Tom Junod is a liberal who finds George W. Bush personally repellant, so “The Case for George W. Bush” is one that he makes reluctantly. The reader can practically hear his feet dragging as he writes. His appraisal of the President as a human being veers toward the nasty:
He has always struck me as a small man, or at least as a man too small for the task at hand, and therefore a man doomed to address the discrepancy between his soul and his situation with displays of political muscle that succeed only in drawing attention to his diminution. He not only has led us into war, he seems to get off on war, and it’s the greedy pleasure he so clearly gets from flexing his biceps or from squaring his shoulders and setting his jaw or from landing a plane on an aircraft carrier – the greedy pleasure the war president finds in playacting his own attitudes of belligerence – that permitted me the greedy pleasure of hating him.
But, unlike a lot of liberals, the ones who just left Boston, for instance, this one perceives that Teddy Kennedy’s formulation, “The only thing we have to fear is four more years of George W. Bush”, is profoundly wrong.
The people who dislike George W. Bush have convinced themselves that opposition to his presidency is the most compelling moral issue of the day. Well, it’s not. The most compelling moral issue of the day is exactly what he says it is, when he’s not saying it’s gay marriage. The reason he will be difficult to unseat in November – no matter what his approval ratings are in the summer – is that his opponents operate out of the moral certainty that he is the bad guy and needs to be replaced, while he operates out of the moral certainty that terrorists are the bad guys and need to be defeated.
That illuminates, as well as I have ever seen, the line of demarcation between the President’s supporters and his enemies. The reason why Mr.
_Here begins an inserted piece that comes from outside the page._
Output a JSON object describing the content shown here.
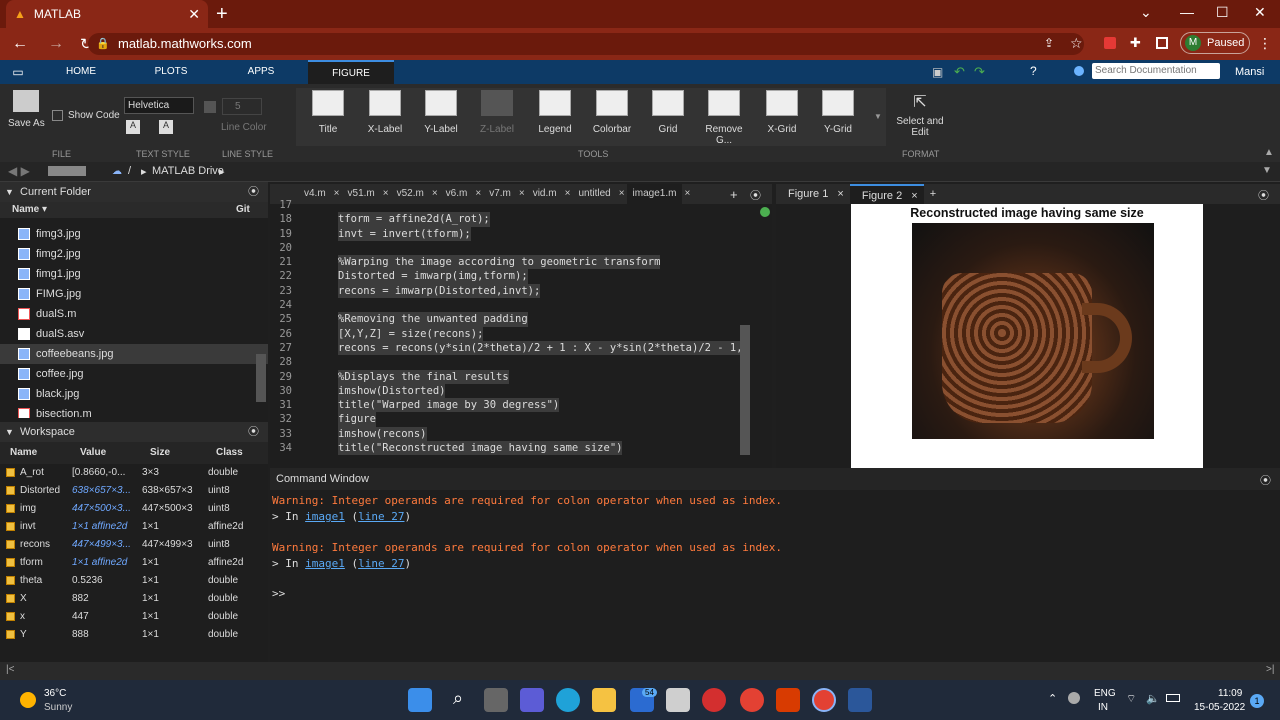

Junod finds himself on the same side of that line as the President is simply because his liberalism leads him to take the War on Terror seriously, as a real war rather than a contrived accessory to a political campaign.
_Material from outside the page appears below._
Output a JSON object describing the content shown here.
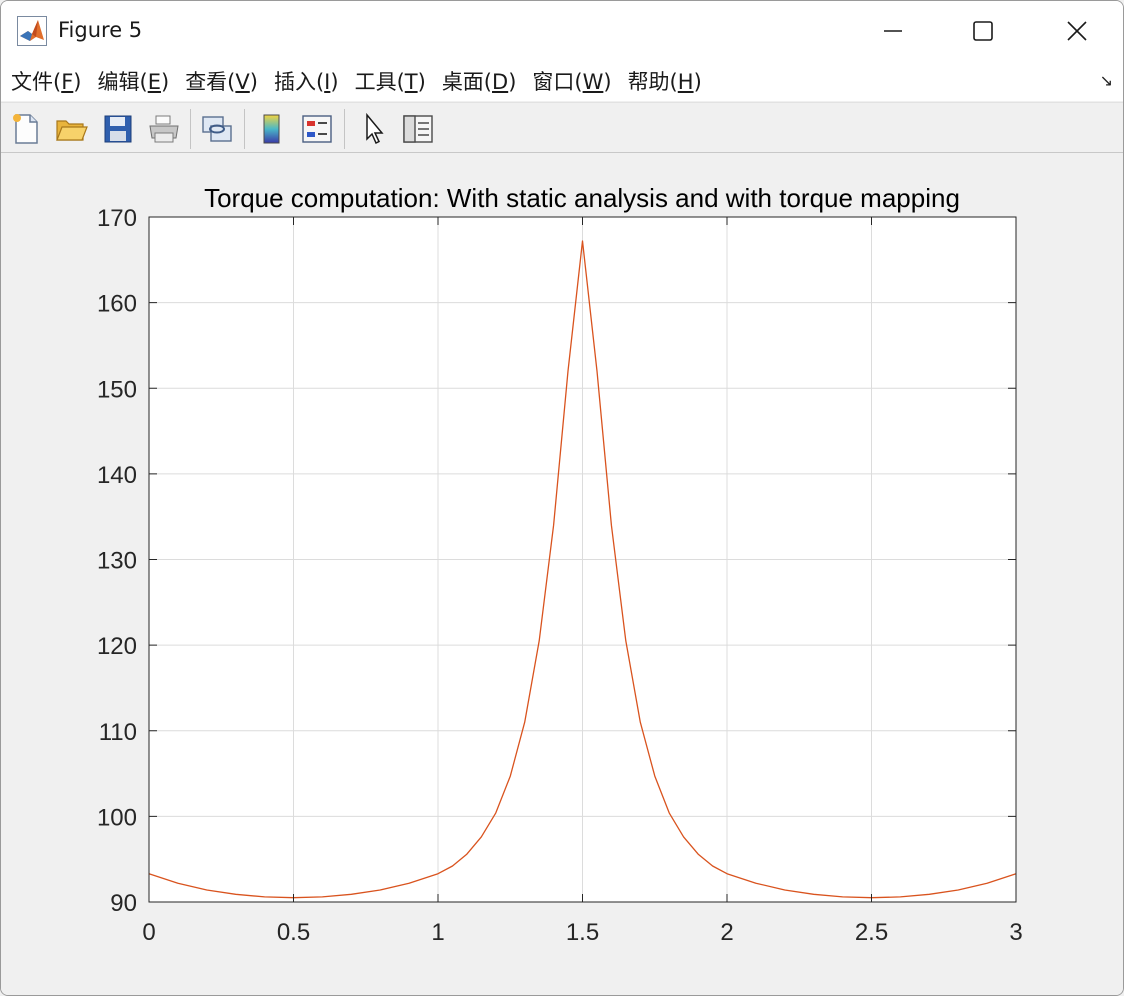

We were attacked three years ago, without warning or predicate event. The attack was not a gesture of heroic resistance nor the offshoot of some bright utopian resolve, but the very flower of a movement that delights in the potential for martyrdom expressed in the squalls of the newly born. It is a movement that is about death – that honors death, that loves death, that fetishizes death, that worships death, that seeks to accomplish death wherever it can, on a scale both intimate and global – and if it does not warrant the expenditure of what the self-important have taken to calling “blood and treasure,” then what does? Slavery? Fascism? Genocide? Let’s not flatter ourselves: If we do not find it within ourselves to identify the terrorism inspired by radical Islam as an unequivocal evil – and to pronounce ourselves morally superior to it – then we have lost the ability to identify any evil at all, and our democracy is not only diminished, it dissolves into the meaninglessness of privilege.
Not many readers of this blog will need convincing that Islamofascism must be defeated decisively. The alternative is not peace but passing the war to the next generation, which will then face an enemy with a greater capacity for atrocity. The unconvinced should read Mr. Junod in extenso.
The issues of war and peace have all too quickly sorted themselves along liberal-conservative lines. That division is dangerous, because half a nation cannot easily fight a war on its own. Nor is there much prospect that Blue State America will pay heed to appeals from the Right. Men of the Left like Tom Junod, Christopher Hitchens, Roger Simon and Orson Scott Card render an invaluable service to their country by bringing liberal sensibility to bear against their ideological comrades’ anti-war instincts. After the war is over, God willing, we will go back to arguing with them about taxation and welfare and secularism and a hundred other issues great and small, but I hope that, in those disputes, we will recall with gratitude that they stood with us – rather, their cause was the same as ours – when America’s need was greatest.